Tagore's life was tragic- he lost virtually his entire family and was devastated to witness Bengal's decline-but his life's work endured in the form of his poetry and the institution he founded, Visva-Bharati University.
Tagore took an interest in science in his last years, writing Visva-Parichay (a collection of essays) in 1937. He explored biology, physics, and astronomy.
"Beauty is truth's smile when she beholds her own face in a perfect mirror."
In 1921, Tagore and agricultural economist Leonard Elmhirst set up the Institute for Rural Reconstruction (which Tagore later renamed Shriniketan-"Abode of Peace") in Surul.
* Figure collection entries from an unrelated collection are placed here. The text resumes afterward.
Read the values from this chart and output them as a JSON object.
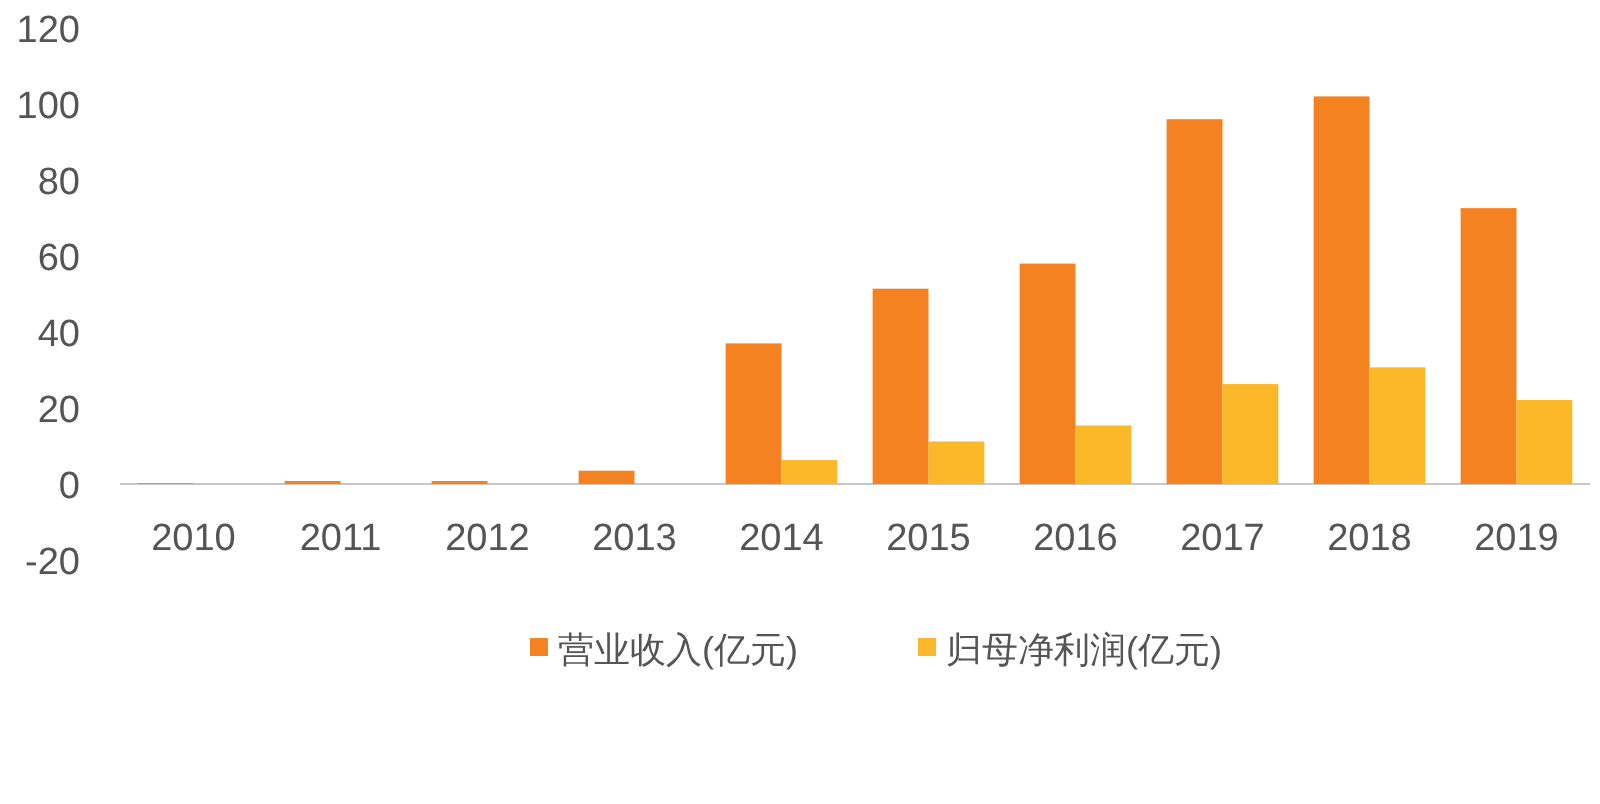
{
  "chart_data": {
    "type": "bar",
    "categories": [
      "2010",
      "2011",
      "2012",
      "2013",
      "2014",
      "2015",
      "2016",
      "2017",
      "2018",
      "2019"
    ],
    "series": [
      {
        "name": "营业收入(亿元)",
        "color": "#f58220",
        "values": [
          0.2,
          0.8,
          0.8,
          3.5,
          37,
          51.4,
          58,
          96,
          102,
          72.6
        ]
      },
      {
        "name": "归母净利润(亿元)",
        "color": "#fbb829",
        "values": [
          0,
          0,
          0,
          0,
          6.3,
          11.2,
          15.4,
          26.3,
          30.7,
          22.1
        ]
      }
    ],
    "ylim": [
      -20,
      120
    ],
    "yticks": [
      -20,
      0,
      20,
      40,
      60,
      80,
      100,
      120
    ],
    "grid": false,
    "legend": "bottom"
  }
}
He recruited scholars, donors, and officials from many countries to help the Institute use schooling to "free villages from the shackles of helplessness and ignorance" by "vitalizing knowledge".
“Beauty harmonises in itself the limit and the beyond, the law and the liberty.”
His life was a search for unity, for stability of belief and moral principle to give meaning and order to everything he did.
He tried to have any effect on the so called "progress" of modern civilization towards what he feared would be self-destruction.
“A mind all logic is like a knife all blade. It makes the hand bleed that uses it.”
After extended suffering, Tagore died on 7 August 1941 (22 Shravan 1348) in an upstairs room of the Jorasanko mansion in which he was raised.
“Death is not extinguishing the light; it is putting out the lamp because the dawn has come.”